Let \(\mathrm{A}=\left[\begin{array}{ll}x & 1 \\ 1 & 0\end{array}\right], x \in \mathbb{R}^{+}\)and \(\mathrm{A}^4=\left[\mathrm{a}_{\mathrm{ij}}\right]_2\).
If \(\mathrm{a}_{11}=109\), then \(\left(\mathrm{A}^4\right)^{-1}=\)
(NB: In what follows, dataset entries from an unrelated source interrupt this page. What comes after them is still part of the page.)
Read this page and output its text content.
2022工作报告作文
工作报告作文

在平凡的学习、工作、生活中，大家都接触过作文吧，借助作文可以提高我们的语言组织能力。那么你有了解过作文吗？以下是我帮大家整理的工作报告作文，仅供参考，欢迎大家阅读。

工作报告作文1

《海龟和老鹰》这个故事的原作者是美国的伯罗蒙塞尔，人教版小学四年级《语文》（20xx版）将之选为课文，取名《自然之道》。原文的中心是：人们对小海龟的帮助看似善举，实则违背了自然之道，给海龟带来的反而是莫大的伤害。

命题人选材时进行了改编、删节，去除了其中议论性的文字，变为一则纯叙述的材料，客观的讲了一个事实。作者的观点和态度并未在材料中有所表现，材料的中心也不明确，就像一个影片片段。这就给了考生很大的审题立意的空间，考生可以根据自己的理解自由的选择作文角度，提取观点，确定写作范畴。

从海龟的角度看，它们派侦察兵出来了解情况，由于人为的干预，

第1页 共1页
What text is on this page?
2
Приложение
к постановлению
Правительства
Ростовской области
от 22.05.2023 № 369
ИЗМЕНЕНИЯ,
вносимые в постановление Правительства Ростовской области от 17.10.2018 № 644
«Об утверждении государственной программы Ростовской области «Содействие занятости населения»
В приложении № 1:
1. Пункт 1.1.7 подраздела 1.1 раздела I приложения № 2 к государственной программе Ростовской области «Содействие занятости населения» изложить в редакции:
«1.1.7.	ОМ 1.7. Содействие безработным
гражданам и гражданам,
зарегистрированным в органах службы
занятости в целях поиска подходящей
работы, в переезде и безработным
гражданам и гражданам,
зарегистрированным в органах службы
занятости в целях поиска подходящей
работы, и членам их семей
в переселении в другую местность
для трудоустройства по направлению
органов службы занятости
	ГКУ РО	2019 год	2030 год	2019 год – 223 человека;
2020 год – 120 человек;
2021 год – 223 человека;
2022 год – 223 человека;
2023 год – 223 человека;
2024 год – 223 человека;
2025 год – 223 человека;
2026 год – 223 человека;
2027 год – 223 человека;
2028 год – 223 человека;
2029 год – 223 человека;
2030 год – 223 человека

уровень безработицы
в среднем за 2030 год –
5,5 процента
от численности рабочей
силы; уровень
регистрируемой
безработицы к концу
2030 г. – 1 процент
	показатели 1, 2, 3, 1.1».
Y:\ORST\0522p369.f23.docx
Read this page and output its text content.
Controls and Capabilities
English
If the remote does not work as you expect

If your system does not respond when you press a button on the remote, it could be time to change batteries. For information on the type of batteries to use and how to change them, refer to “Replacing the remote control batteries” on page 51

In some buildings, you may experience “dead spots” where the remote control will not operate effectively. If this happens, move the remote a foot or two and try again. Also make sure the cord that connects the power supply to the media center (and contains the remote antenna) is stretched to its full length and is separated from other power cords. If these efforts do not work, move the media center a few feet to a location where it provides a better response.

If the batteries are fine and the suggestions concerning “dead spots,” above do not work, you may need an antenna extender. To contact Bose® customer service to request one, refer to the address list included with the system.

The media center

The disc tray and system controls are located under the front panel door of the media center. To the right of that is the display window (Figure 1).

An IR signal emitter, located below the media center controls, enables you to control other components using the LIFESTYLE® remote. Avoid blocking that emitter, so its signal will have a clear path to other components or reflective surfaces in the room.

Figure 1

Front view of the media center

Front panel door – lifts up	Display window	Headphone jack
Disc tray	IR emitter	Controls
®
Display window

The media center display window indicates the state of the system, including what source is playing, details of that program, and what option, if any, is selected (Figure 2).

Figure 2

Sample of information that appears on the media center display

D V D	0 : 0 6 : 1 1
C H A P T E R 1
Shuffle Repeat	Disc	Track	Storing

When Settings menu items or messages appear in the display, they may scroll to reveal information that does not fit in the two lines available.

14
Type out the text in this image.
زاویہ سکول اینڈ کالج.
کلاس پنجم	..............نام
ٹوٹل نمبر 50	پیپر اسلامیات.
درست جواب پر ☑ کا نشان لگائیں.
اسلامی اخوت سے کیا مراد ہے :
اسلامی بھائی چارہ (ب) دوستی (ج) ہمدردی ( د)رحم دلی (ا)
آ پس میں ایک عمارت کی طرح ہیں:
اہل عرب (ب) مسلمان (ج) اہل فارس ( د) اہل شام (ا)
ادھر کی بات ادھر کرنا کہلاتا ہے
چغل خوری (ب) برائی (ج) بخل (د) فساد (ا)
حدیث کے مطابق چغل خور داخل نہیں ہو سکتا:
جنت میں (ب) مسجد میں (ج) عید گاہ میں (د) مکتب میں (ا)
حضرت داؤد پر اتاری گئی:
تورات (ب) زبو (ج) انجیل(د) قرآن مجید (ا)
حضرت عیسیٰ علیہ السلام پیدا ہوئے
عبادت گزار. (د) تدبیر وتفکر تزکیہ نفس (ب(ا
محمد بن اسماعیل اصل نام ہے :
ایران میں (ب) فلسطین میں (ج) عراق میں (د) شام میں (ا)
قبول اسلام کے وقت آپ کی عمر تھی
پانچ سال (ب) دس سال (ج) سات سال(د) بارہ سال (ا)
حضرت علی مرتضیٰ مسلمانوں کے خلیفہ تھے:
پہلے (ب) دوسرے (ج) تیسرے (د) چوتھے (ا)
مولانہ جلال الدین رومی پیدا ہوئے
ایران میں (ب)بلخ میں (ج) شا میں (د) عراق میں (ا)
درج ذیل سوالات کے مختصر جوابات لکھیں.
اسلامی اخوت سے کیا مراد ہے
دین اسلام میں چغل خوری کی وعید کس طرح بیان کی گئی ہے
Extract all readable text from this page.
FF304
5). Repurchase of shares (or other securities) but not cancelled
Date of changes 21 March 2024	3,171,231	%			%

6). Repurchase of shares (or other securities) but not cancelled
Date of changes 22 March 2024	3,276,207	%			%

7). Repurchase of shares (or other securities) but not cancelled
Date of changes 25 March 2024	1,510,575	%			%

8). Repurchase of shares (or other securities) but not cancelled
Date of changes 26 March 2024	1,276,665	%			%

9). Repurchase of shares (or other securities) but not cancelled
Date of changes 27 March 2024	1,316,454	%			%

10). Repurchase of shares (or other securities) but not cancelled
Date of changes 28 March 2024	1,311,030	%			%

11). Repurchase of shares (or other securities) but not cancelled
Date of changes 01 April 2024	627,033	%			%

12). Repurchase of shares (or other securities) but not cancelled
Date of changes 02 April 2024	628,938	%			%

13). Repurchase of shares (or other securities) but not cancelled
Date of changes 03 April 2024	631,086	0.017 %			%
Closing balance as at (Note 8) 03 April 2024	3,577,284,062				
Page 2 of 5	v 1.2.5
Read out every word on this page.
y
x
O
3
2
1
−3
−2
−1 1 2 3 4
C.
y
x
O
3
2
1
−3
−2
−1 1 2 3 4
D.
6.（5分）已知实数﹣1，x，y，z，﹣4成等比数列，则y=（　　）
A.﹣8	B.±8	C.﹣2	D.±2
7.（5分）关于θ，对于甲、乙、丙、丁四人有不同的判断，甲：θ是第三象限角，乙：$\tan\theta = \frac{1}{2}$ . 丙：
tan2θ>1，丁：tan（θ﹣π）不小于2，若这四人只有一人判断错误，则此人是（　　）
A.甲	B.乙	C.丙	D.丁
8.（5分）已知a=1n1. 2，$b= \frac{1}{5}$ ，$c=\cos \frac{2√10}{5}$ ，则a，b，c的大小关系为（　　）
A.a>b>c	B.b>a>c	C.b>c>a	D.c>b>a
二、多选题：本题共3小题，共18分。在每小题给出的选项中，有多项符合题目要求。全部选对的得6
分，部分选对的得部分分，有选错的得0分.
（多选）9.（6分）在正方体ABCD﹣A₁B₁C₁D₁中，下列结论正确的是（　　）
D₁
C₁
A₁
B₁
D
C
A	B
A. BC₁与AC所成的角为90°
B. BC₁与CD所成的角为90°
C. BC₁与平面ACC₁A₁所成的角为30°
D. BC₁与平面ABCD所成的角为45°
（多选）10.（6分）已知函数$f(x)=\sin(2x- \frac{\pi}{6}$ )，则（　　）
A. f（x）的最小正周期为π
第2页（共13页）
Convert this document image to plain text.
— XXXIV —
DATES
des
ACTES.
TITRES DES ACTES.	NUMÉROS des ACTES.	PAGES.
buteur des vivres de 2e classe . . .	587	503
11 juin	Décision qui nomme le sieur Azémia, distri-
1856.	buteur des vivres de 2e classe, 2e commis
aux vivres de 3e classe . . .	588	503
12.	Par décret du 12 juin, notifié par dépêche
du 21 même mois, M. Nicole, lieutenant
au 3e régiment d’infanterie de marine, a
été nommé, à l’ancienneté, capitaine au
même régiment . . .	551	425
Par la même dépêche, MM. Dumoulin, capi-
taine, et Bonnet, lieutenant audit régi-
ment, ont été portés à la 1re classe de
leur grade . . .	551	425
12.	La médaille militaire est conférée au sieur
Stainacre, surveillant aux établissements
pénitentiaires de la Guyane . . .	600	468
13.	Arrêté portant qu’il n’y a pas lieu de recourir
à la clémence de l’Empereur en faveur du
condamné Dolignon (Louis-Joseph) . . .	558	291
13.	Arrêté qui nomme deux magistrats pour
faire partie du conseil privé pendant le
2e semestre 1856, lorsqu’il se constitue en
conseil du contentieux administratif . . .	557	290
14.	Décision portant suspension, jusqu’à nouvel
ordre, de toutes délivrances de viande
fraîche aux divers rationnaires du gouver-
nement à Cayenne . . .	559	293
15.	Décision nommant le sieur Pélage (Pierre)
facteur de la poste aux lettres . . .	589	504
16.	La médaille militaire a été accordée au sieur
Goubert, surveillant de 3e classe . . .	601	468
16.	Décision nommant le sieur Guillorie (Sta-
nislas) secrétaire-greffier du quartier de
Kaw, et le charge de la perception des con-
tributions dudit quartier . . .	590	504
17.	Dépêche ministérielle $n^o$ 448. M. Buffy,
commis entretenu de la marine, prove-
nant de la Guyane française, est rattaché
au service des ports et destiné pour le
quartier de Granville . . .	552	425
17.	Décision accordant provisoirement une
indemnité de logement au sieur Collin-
\(\begin{aligned} & A=\left[\begin{array}{ll}x & 1 \\ 1 & 0\end{array}\right] \\ & A^2=\left[\begin{array}{ll}x & 1 \\ 1 & 0\end{array}\right]\left[\begin{array}{ll}x & 1 \\ 1 & 0\end{array}\right]=\left[\begin{array}{cc}x^2+1 & x \\ x & 1\end{array}\right] \\ \therefore \quad & A^4=A^2 \cdot A^2\end{aligned}\)
\(\begin{aligned}
& =\left[\begin{array}{cc}
x^2+1 & x \\
x & 1
\end{array}\right]\left[\begin{array}{cc}
x^2+1 & x \\
x & 1
\end{array}\right] \\
& =\left[\begin{array}{ll}
\left(x^2+1\right)^2+x^2 & x\left(x^2+1+1\right) \\
x\left(x^2+1+1\right) & \left(x^2+1\right)
\end{array}\right] \\
& =\left[\begin{array}{cc}
\left(x^2+1\right)^2+x^2 & x\left(x^2+2\right) \\
x\left(x^2+2\right) & x^2+1
\end{array}\right] \\
\therefore \quad \begin{array}{l}
\dot{A}^4
\end{array} & =\left[\mathrm{a}_{\mathrm{ij}}\right] \text { and } \mathrm{a}_{11}=109 \\
\mathrm{a}_{11} & =109 \\
\Rightarrow & \Rightarrow\left(x^2+1\right)^2+x^2=109
\end{aligned}\)
...[Given]
i.e.
\(\begin{aligned}
\left(x^2+1\right)^2+x^2 & =100+9 \\
& =(10)^2+3^2=\left(3^2+1\right)^2+3^2
\end{aligned}\)
Comparing we get,
\(x^2=9 \Rightarrow x=3\)
\(\mathrm{a}_{12}=x\left(x^2+2\right)=3(9+2)=33\)
\(\begin{aligned}
& \mathrm{a}_{21}=x\left(x^2+2\right)=3(9+2)=33 \\
& \mathrm{a}_{22}=x^2+1=9+1=10
\end{aligned}\)
\(\begin{array}{ll}
\therefore & A^4=\left[\begin{array}{cc}
109 & 33 \\
33 & 10
\end{array}\right] \\
\therefore & \left|A^4\right|=1 \neq 0
\end{array}\)
If \(A=\left[\begin{array}{ll}a & b \\ c & d\end{array}\right]\) and \(a d-b c \neq 0\), then
\(\begin{array}{ll}
& A^{-1}=\frac{1}{a d-b c}\left[\begin{array}{cc}
d & -b \\
-c & a
\end{array}\right] \\
\therefore & \left(A^4\right)^{-1}=\left[\begin{array}{cc}
10 & -33 \\
-33 & 109
\end{array}\right]
\end{array}\)